Сульдрун попятилась подальше от гомункула и обратилась к зеркалу:
– А кто со мной говорит?
– Персиллиан.
– С вашей стороны очень любезно, что вы меня предупредили.
– Возможно. Время от времени я руководствуюсь извращенными побуждениями.
Сульдрун осторожно подошла ближе к зеркалу:
– Можно посмотреть?
– Да, но учти, что тебе может не понравиться то, что ты увидишь.
Сульдрун задумалась. Что может ей не понравиться? В любом случае предостережение даже разожгло ее любопытство. Она пододвинула к зеркалу трехногий табурет, стоявший в стороне, и влезла на него, чтобы смотреть прямо в стекло:
– Персиллиан! Я ничего не вижу, то есть как будто смотрю в небо.
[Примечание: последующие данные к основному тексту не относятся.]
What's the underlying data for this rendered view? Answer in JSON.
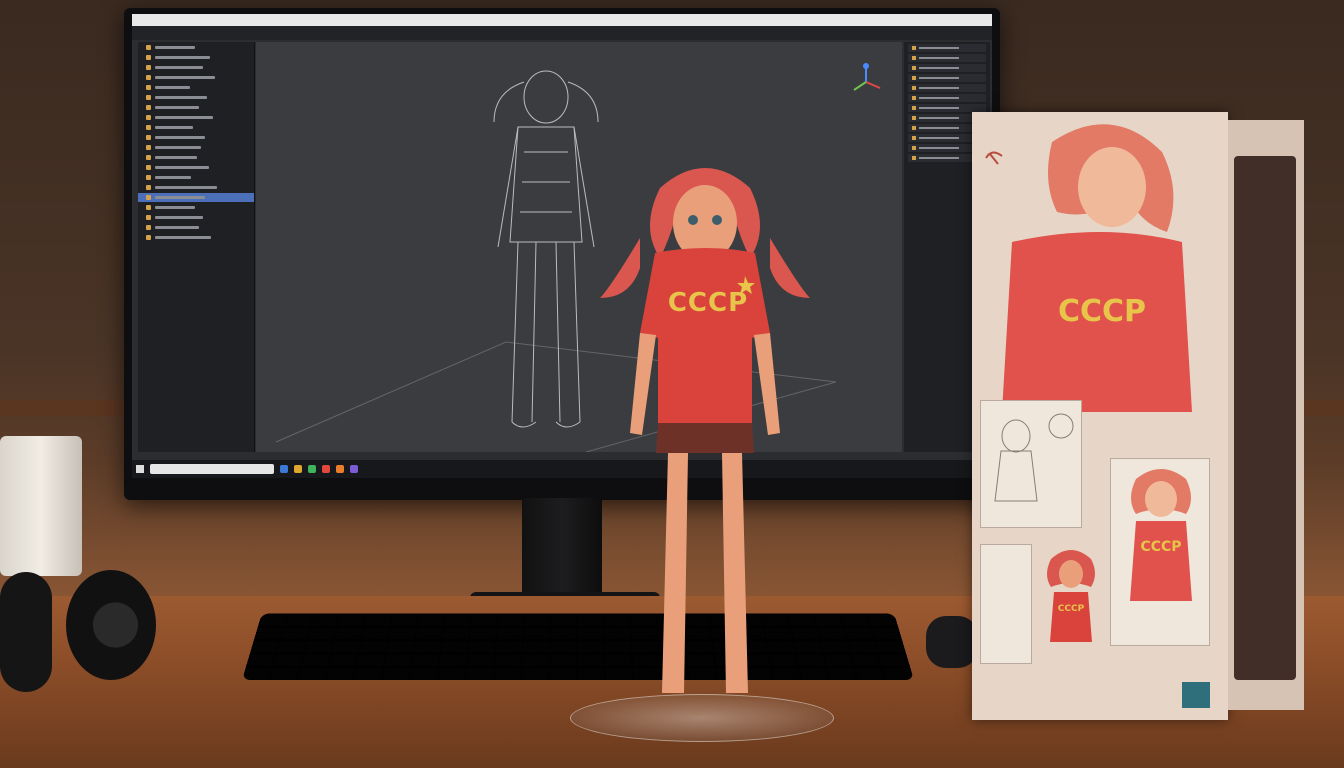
{
  "monitor": {
    "titlebar_text": "",
    "menu_items": [
      "",
      "",
      "",
      "",
      "",
      "",
      "",
      "",
      "",
      "",
      "",
      ""
    ],
    "viewport_label": ""
  },
  "figure": {
    "shirt_text": "CCCP"
  },
  "box": {
    "front_shirt_text": "CCCP",
    "panel_shirt_text_1": "CCCP",
    "panel_shirt_text_2": "CCCP",
    "bottom_text": ""
  },
  "colors": {
    "shirt_red": "#d9433b",
    "shirt_text_gold": "#e8c44a",
    "hair": "#d9574f",
    "skin": "#e9a07a",
    "skirt": "#6d3128",
    "box_bg": "#e7d6c7",
    "screen_bg": "#2b2d31",
    "viewport_bg": "#3b3c3f",
    "selection_blue": "#4b6fb8",
    "box_logo": "#2f6f7b"
  }
}
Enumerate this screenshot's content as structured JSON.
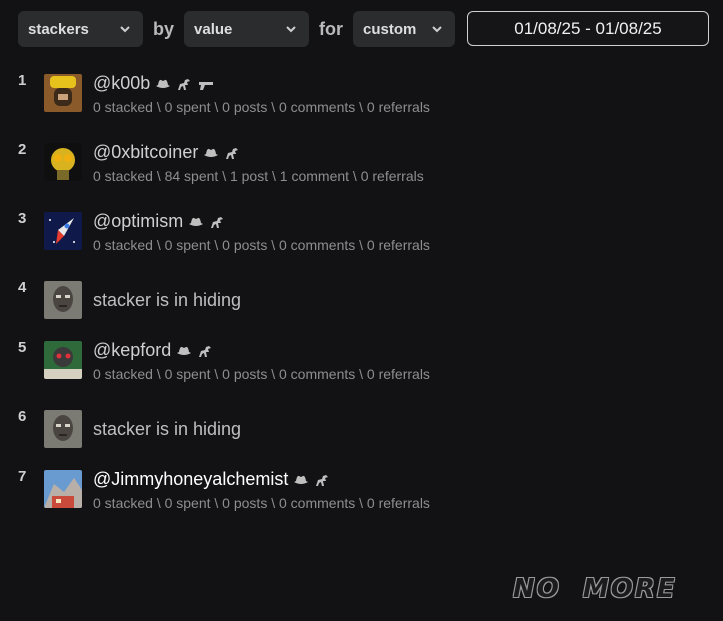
{
  "filters": {
    "what": "stackers",
    "by_word": "by",
    "by_value": "value",
    "for_word": "for",
    "for_value": "custom",
    "date_range": "01/08/25 - 01/08/25"
  },
  "rows": [
    {
      "rank": "1",
      "name": "@k00b",
      "stats": "0 stacked \\ 0 spent \\ 0 posts \\ 0 comments \\ 0 referrals",
      "badges": [
        "cowboy-hat",
        "horse",
        "gun"
      ]
    },
    {
      "rank": "2",
      "name": "@0xbitcoiner",
      "stats": "0 stacked \\ 84 spent \\ 1 post \\ 1 comment \\ 0 referrals",
      "badges": [
        "cowboy-hat",
        "horse"
      ]
    },
    {
      "rank": "3",
      "name": "@optimism",
      "stats": "0 stacked \\ 0 spent \\ 0 posts \\ 0 comments \\ 0 referrals",
      "badges": [
        "cowboy-hat",
        "horse"
      ]
    },
    {
      "rank": "4",
      "hidden_text": "stacker is in hiding"
    },
    {
      "rank": "5",
      "name": "@kepford",
      "stats": "0 stacked \\ 0 spent \\ 0 posts \\ 0 comments \\ 0 referrals",
      "badges": [
        "cowboy-hat",
        "horse"
      ]
    },
    {
      "rank": "6",
      "hidden_text": "stacker is in hiding"
    },
    {
      "rank": "7",
      "name": "@Jimmyhoneyalchemist",
      "stats": "0 stacked \\ 0 spent \\ 0 posts \\ 0 comments \\ 0 referrals",
      "badges": [
        "cowboy-hat",
        "horse"
      ]
    }
  ],
  "footer": {
    "no_more_1": "NO",
    "no_more_2": "MORE"
  }
}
Поверхность зеркала подернулась дрожью; на мгновение ей в лицо взглянуло другое, мужское лицо, безупречно красивое: темные вьющиеся волосы, тонкие брови над блестящими темными глазами, прямой нос, достаточно большой, но не слишком большой рот… Волшебство иссякло. Сульдрун снова смотрела в пустое пространство. Она задумчиво спросила:
– Кто это был?
– Если ты его когда-нибудь встретишь, он сам тебе скажет, кто он такой. А если ты его больше никогда не увидишь, то тебе и не нужно знать, как его зовут.
– Персиллиан, вы надо мной смеетесь.
– Возможно. Время от времени я показываю вещи, недоступные воображению, издеваюсь над невинностью, предлагаю нелицеприятную правду лжецам или не оставляю камня на камне от притворной добродетели – в зависимости от того, к чему меня склоняет извращенность. А теперь я замолчу, потому что мне так приспичило.